- Born: December 26, 1928 Tartu, Estonia
- Died: November 6, 2016 (aged 87)
- Occupations: Geologist and paleontologist
- Parents: Julius Mark (father); Kristine Mei (mother);
- Relatives: Karin Mark [et], Lüüdia Vallimäe-Mark, Peeter Mei, Lydia Mei, Natalie Mei, Johan Mey

= Elga Mark-Kurik =

Estonian geologist and paleontologist

Elga Mark-Kurik (before 1964 Elga Mark; 26 December 1928 Tartu – 6 November 2016) was an Estonian geologist and paleontologist. With over 130 articles published, Mark-Kurik is particularly known for the discovery of Livoniana, a fossil sometimes described as "missing link" between fish and tetrapods.

== Biography ==
Elga Mark was born on 26 December 1928 in Tartu, Estonia. Her father, Julius Mark, was vice-president of the Estonian Academy of Sciences and a professor of Finno-Ugric languages at the University of Tartu. Her mother and sister were artists, daughters of the navigator and hydrographer Johan Mey. The family was threatened with deportation by the KGB in 1941.

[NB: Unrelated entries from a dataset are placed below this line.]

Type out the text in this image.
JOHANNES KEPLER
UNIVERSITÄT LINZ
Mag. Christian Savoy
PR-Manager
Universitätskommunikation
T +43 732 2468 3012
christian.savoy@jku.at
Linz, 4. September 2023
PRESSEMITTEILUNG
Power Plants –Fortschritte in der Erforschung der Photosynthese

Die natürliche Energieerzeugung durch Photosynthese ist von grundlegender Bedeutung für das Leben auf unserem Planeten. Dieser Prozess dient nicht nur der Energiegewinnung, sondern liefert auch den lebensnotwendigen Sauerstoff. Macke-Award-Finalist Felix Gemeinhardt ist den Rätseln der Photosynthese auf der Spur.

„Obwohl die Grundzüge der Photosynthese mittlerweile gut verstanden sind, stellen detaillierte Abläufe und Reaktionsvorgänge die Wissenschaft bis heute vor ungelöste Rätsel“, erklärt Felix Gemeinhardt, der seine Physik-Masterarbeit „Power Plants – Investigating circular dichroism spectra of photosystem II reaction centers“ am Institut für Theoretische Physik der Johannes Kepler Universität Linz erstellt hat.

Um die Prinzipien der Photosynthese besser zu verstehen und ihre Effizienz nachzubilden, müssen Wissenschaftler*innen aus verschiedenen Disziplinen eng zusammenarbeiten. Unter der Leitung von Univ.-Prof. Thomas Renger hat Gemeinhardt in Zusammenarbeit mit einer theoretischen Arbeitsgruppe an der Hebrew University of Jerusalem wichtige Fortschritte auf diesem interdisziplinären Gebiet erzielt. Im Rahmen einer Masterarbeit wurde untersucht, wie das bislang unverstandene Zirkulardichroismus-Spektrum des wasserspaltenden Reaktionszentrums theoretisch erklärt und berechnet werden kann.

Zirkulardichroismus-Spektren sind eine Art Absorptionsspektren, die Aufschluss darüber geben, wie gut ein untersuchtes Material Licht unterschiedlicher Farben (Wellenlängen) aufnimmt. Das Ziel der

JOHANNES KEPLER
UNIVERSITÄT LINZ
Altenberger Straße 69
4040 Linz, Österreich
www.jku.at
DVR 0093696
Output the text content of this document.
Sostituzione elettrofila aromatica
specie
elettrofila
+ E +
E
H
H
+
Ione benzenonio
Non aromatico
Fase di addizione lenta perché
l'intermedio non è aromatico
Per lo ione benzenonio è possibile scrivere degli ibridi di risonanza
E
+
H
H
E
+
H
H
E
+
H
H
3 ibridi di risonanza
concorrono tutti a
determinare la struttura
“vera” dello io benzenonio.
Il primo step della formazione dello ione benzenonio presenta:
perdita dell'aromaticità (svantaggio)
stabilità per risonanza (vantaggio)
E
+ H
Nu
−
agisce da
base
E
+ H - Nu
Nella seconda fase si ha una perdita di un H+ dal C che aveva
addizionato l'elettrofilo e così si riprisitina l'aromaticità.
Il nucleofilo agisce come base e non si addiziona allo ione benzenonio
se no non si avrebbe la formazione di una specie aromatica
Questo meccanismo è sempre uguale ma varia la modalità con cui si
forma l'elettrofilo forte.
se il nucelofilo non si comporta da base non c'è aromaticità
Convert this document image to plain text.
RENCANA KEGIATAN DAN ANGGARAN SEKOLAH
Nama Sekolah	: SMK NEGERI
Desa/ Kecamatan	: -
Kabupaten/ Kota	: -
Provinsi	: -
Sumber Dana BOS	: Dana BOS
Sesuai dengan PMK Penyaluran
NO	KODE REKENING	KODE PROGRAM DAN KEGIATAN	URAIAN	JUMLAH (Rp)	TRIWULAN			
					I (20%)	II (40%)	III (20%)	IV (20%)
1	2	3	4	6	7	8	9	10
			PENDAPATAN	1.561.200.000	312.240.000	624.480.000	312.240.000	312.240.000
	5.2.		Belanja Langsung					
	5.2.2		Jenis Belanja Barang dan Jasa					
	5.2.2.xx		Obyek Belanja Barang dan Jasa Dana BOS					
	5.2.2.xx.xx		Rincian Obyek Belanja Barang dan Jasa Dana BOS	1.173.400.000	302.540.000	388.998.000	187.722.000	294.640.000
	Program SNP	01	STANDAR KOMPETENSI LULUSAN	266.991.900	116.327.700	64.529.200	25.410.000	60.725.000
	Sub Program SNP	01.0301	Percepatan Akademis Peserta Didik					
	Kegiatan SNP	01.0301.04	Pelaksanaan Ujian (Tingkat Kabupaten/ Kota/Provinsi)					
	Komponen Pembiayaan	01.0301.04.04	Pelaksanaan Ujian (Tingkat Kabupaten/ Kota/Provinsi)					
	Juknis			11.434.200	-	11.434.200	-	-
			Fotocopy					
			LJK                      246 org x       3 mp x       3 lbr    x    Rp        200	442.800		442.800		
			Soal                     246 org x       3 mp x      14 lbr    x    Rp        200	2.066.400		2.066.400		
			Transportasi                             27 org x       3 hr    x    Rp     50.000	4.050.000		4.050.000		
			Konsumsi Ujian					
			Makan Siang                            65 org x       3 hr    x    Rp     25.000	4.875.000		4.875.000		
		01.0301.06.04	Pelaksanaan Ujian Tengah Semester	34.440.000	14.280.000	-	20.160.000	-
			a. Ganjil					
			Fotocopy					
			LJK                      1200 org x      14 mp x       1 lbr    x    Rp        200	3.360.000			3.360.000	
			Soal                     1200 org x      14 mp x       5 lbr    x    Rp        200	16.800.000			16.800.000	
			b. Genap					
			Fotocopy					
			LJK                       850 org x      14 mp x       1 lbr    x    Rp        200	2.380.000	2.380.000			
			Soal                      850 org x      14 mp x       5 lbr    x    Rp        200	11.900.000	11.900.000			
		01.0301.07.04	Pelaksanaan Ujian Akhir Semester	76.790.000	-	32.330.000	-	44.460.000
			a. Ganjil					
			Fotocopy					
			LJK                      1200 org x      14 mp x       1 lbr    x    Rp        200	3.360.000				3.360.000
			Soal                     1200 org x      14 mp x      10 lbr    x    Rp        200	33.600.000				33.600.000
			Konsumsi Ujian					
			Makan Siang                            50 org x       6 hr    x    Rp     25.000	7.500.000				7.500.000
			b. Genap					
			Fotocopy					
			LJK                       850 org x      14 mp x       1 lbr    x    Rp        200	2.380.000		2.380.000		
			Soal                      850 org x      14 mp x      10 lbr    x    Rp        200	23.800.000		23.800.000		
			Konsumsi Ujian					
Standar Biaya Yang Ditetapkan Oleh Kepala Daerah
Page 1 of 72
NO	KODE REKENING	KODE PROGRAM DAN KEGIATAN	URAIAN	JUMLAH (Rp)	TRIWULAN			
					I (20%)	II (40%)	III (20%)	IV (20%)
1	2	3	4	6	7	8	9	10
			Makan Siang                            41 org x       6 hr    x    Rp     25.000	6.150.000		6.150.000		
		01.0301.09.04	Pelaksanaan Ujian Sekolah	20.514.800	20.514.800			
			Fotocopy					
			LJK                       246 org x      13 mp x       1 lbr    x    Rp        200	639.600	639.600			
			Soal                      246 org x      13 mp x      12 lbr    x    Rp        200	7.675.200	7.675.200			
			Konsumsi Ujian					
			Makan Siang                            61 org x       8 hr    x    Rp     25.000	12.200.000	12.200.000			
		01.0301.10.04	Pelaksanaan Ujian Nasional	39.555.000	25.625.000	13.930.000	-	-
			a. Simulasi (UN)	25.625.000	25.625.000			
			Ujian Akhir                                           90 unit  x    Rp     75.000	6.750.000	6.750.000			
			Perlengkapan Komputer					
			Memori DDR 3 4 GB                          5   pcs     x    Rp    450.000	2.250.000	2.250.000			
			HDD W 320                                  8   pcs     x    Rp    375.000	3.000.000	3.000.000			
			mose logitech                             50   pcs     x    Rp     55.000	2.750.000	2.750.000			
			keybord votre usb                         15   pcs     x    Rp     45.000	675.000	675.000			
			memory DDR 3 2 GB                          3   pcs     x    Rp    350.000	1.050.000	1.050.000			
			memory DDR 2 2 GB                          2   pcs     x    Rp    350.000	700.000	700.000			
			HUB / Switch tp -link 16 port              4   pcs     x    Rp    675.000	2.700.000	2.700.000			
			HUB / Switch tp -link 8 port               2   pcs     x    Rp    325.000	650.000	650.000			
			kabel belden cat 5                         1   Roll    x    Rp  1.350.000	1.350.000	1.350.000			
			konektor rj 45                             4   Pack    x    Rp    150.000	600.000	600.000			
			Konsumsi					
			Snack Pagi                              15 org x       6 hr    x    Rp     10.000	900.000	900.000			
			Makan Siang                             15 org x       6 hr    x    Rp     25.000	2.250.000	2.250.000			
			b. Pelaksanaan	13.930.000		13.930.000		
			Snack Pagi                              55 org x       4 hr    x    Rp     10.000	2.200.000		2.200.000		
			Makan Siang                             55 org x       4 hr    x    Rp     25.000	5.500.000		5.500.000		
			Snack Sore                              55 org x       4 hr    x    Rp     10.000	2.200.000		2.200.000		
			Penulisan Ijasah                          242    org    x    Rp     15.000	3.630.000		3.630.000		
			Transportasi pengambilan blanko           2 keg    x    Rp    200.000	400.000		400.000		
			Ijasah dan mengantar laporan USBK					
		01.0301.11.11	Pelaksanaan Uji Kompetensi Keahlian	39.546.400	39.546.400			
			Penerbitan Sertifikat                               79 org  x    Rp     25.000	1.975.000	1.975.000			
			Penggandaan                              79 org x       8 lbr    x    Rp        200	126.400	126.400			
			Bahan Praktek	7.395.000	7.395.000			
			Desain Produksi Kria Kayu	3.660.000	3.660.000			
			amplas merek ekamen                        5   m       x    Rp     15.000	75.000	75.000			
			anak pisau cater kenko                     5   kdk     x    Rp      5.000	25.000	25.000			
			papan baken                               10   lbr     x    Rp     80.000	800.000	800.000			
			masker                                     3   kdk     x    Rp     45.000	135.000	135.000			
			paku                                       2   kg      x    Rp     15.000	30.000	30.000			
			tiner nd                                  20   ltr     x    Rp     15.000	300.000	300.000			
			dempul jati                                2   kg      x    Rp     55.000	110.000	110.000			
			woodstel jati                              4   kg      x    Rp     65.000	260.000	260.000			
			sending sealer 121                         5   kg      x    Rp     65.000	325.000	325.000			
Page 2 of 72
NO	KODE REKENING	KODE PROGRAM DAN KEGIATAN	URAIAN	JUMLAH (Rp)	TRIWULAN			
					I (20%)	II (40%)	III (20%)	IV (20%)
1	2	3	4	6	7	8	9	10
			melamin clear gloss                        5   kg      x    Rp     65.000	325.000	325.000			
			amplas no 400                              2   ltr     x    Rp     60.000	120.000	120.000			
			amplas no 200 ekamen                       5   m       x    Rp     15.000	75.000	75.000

In 1947 she began her degree, graduating in 1952 with a degree in Geology from the University of Tartu, before pivoting her studies to paleoichthyology where she produced her 1955 dissertation: ‘Devonian psammosteids (Agnatha) of the Tartu and Gauja Stages in Estonian SSR'. During this time she described new discoveries of Holonema.

She went on to work as a researcher for the Estonian Academy of Sciences followed by a long career of approximately 64 years in the Department of Geology at Tallinn University. This included roles as a senior scientist in 1989 and a lead scientist in 1992. For some periods, due to economic pressures she took lower paid roles to maintain her research and voluntarily mentored students at Tartu University including Tiiu Märss.

She married in 1964 to Robert Kurik and they had two children together: Simo and Maie.

== Works ==
Mark-Kurik published over 130 articles during the course of her life, primarily focused on paleoichthyology. Her particular interest included turtles and crustaceans in the third and fourth periods of the Paleozoic Era (the Silurian and Devonian periods) though she is also known for works in biogeography, taxonomy, morphology, evolution and biostratigraphy. She became one of the first female paleoartists in Soviet Union.

In 1964, she discovered the jawbone of Livoniana multidentata, a 375 million year old fossil which is considered the "missing link" between fish and tetrapods. Although she published her findings at the time, the Soviet regime required scientific research to be published in Russian, and so it was missed by Western sources. After the fall of the Soviet Union, the fossil resurfaced as part of a project Mark-Kurik was working on, comparing fossils between Scotland and the Baltics.